There is some sense of science fiction in Slow Machine’s mesh of nostalgia and dread. The band-harem that Stephanie stays at is barely fleshed out, other than in one long shot of them listening to a recording of their distinctly outmoded indie rock. She stares down the camera lens while the others look away, an image that will become the film’s most enduring. Stephanie attempts to integrate with the residents of the house, playing ball, but one band member immediately pounces while drunk. The constant air that sexual aggression drives artistry, investigation and even the nation itself pushes Slow Machine to feel like it’s grasping at some whispy ding that remains off-screen. 

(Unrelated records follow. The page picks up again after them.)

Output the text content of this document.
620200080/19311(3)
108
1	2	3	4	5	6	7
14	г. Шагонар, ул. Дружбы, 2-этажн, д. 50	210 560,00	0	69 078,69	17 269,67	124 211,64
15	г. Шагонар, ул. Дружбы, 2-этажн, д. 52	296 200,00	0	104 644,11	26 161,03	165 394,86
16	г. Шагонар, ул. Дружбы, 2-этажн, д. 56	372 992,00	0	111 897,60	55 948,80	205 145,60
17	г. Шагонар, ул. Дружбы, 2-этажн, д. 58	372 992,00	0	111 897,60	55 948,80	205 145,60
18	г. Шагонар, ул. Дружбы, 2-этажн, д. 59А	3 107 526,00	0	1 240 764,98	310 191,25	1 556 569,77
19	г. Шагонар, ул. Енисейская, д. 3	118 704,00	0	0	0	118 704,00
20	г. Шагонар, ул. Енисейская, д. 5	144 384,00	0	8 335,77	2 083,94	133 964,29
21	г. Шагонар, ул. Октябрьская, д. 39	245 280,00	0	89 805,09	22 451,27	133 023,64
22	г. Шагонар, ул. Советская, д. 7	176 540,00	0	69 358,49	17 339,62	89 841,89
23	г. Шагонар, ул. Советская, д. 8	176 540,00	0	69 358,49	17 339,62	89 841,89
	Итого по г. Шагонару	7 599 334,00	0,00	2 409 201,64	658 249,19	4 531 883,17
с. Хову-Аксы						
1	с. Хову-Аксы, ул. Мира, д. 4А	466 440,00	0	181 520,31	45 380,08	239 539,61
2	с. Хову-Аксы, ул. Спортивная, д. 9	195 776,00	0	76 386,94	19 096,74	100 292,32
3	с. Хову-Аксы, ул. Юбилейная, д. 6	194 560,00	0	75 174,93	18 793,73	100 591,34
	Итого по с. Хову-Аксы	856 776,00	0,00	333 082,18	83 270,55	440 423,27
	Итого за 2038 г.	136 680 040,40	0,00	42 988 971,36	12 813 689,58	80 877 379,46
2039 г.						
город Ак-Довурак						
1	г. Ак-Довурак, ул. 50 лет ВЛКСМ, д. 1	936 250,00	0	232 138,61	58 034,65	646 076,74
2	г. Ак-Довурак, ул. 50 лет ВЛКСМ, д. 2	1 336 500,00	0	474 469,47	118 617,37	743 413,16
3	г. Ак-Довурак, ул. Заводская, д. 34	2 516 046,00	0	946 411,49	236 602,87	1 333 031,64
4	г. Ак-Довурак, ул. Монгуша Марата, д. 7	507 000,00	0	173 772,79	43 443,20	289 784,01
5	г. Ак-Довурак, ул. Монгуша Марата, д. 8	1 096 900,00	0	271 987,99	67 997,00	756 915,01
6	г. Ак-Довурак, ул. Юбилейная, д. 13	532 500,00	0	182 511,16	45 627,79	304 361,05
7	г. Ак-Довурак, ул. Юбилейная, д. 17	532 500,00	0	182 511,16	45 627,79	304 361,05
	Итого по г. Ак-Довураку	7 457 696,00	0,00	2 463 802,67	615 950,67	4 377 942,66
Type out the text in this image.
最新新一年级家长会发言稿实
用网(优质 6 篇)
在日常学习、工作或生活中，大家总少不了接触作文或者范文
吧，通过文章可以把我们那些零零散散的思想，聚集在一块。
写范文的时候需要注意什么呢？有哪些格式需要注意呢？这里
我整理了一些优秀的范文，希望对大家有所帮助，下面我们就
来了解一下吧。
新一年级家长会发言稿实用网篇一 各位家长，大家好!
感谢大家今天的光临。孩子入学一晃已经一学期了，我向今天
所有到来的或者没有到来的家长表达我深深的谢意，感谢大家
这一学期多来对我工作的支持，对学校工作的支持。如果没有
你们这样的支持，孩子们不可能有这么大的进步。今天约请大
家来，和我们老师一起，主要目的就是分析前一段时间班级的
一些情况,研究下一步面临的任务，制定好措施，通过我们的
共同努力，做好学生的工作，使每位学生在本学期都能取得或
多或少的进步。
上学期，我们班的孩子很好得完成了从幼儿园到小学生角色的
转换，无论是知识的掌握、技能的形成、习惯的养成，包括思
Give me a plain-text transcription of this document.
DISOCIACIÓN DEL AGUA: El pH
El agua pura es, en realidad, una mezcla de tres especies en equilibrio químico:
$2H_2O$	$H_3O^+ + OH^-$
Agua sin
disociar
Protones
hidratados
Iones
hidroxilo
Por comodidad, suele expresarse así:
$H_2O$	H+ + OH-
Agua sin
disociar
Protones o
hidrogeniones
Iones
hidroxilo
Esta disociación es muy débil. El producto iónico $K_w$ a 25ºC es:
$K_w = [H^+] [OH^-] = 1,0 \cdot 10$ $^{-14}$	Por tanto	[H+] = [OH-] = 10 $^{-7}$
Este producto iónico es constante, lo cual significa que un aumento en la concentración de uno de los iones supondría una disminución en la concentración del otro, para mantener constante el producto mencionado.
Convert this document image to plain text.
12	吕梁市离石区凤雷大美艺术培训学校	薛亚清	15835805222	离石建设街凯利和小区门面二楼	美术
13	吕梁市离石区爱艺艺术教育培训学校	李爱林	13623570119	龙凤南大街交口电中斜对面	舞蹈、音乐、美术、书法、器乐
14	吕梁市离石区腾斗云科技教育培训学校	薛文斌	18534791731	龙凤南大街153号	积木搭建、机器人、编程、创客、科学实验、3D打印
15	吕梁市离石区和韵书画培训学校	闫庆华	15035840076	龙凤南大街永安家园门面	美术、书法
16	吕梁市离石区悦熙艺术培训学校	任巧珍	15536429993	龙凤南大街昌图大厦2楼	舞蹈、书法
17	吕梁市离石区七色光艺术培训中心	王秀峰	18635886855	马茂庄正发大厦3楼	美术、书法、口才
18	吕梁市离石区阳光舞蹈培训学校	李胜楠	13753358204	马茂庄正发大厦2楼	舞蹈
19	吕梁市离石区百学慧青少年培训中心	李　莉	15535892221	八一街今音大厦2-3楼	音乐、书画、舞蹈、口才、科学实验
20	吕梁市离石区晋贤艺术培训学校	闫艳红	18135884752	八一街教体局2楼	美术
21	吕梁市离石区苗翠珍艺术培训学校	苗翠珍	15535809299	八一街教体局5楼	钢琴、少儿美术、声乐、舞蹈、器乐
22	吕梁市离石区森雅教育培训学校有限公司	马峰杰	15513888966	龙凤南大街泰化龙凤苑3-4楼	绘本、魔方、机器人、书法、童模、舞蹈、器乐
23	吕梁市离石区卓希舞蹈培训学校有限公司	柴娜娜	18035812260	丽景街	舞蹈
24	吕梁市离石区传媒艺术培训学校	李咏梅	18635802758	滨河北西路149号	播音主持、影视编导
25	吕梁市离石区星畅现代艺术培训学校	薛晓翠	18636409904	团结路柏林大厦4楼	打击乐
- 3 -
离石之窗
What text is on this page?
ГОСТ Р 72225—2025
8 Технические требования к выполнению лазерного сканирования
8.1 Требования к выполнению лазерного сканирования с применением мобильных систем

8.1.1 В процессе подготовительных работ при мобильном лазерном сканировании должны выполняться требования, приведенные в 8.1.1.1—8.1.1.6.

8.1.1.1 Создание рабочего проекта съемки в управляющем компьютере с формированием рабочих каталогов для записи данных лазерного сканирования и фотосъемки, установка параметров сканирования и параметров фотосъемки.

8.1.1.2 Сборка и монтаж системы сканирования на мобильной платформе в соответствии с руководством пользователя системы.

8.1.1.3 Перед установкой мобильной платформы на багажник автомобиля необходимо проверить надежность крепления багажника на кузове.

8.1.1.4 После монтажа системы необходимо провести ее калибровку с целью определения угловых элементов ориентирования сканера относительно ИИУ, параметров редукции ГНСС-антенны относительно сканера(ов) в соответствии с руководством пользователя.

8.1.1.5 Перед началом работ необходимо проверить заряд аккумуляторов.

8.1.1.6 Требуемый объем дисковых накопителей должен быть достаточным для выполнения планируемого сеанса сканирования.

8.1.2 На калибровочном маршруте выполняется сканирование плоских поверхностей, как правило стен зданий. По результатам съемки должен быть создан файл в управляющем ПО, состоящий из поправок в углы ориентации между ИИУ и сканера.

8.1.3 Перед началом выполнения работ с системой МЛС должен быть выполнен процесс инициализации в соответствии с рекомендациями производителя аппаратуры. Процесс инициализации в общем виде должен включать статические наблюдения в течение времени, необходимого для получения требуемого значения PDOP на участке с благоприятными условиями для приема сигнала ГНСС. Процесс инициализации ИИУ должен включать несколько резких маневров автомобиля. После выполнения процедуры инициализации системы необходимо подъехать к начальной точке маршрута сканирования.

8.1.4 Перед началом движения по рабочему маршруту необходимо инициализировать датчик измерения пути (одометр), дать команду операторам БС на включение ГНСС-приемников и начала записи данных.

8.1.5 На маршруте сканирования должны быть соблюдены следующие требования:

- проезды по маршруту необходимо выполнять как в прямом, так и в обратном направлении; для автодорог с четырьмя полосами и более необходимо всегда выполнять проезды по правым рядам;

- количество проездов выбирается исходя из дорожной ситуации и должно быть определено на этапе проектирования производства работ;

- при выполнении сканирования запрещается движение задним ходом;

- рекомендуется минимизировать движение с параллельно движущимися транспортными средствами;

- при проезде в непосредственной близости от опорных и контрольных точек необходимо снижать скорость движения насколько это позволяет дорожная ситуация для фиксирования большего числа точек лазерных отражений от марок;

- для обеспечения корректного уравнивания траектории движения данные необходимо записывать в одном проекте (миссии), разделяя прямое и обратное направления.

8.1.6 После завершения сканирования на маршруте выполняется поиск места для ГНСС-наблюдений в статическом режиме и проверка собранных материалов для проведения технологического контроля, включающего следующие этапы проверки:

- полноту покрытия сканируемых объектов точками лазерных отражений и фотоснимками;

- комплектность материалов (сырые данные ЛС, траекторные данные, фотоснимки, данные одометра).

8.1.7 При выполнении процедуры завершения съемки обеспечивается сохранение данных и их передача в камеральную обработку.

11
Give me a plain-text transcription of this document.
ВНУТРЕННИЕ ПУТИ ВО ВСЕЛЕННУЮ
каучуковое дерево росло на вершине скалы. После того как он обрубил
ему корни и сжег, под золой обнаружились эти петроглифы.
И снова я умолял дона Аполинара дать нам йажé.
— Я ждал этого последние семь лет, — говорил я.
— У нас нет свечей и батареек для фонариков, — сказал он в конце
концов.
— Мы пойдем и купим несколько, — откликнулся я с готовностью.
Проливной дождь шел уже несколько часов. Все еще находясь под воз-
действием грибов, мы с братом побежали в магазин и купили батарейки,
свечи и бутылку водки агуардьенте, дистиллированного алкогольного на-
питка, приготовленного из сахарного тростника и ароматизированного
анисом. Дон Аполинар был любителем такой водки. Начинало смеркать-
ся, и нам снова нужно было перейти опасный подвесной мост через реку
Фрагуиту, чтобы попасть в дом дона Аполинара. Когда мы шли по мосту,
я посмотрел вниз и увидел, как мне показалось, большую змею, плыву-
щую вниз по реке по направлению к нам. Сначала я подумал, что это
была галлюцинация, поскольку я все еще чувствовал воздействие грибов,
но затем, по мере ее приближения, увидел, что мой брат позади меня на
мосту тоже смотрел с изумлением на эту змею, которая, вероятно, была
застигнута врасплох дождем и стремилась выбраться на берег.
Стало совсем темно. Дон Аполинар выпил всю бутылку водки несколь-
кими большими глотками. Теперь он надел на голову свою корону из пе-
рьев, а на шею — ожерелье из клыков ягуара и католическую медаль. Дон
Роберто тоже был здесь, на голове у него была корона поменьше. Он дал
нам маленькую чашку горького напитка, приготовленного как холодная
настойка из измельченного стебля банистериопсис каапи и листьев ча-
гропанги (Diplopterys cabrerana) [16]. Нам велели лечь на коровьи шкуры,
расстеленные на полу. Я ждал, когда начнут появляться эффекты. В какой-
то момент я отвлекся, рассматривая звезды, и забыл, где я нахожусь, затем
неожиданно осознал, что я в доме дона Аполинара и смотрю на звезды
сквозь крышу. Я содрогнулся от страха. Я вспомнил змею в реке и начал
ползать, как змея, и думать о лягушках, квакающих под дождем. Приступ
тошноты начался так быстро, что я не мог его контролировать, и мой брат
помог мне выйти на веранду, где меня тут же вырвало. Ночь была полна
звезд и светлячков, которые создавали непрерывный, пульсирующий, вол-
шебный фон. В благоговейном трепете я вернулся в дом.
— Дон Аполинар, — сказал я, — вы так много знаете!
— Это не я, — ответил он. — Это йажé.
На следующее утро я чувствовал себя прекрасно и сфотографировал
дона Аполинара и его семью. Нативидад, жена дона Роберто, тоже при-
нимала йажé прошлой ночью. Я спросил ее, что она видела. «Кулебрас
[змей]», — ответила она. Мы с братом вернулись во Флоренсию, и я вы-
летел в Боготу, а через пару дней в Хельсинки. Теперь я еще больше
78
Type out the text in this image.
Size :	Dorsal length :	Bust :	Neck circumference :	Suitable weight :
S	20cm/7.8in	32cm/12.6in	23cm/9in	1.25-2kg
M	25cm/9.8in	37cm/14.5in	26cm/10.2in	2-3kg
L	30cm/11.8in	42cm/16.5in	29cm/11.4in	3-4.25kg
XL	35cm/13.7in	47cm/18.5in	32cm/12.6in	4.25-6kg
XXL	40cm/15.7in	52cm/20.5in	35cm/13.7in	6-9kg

So, the Mumblecore whinging of a would-be actor in Brooklyn becomes politicized, and not only by Shepherd’s Fed, whose sinister charisma adds tension to the blank walls that drape and roughshod camerawork. The conspiratorial is everywhere in Slow Machine but doesn’t come into focus. This may be an homage to the improvisational conspiracy thriller games of Jaques Rivette, or just an acknowledgement that in our QAnon world, the fibre of conspiracy is everywhere, just waiting for us to get a sniff of it. Stuck in windowless rooms, Felten and Denardo box the audience in. The on-screen oxygen runs out, it seems, and the hallucination is just beginning.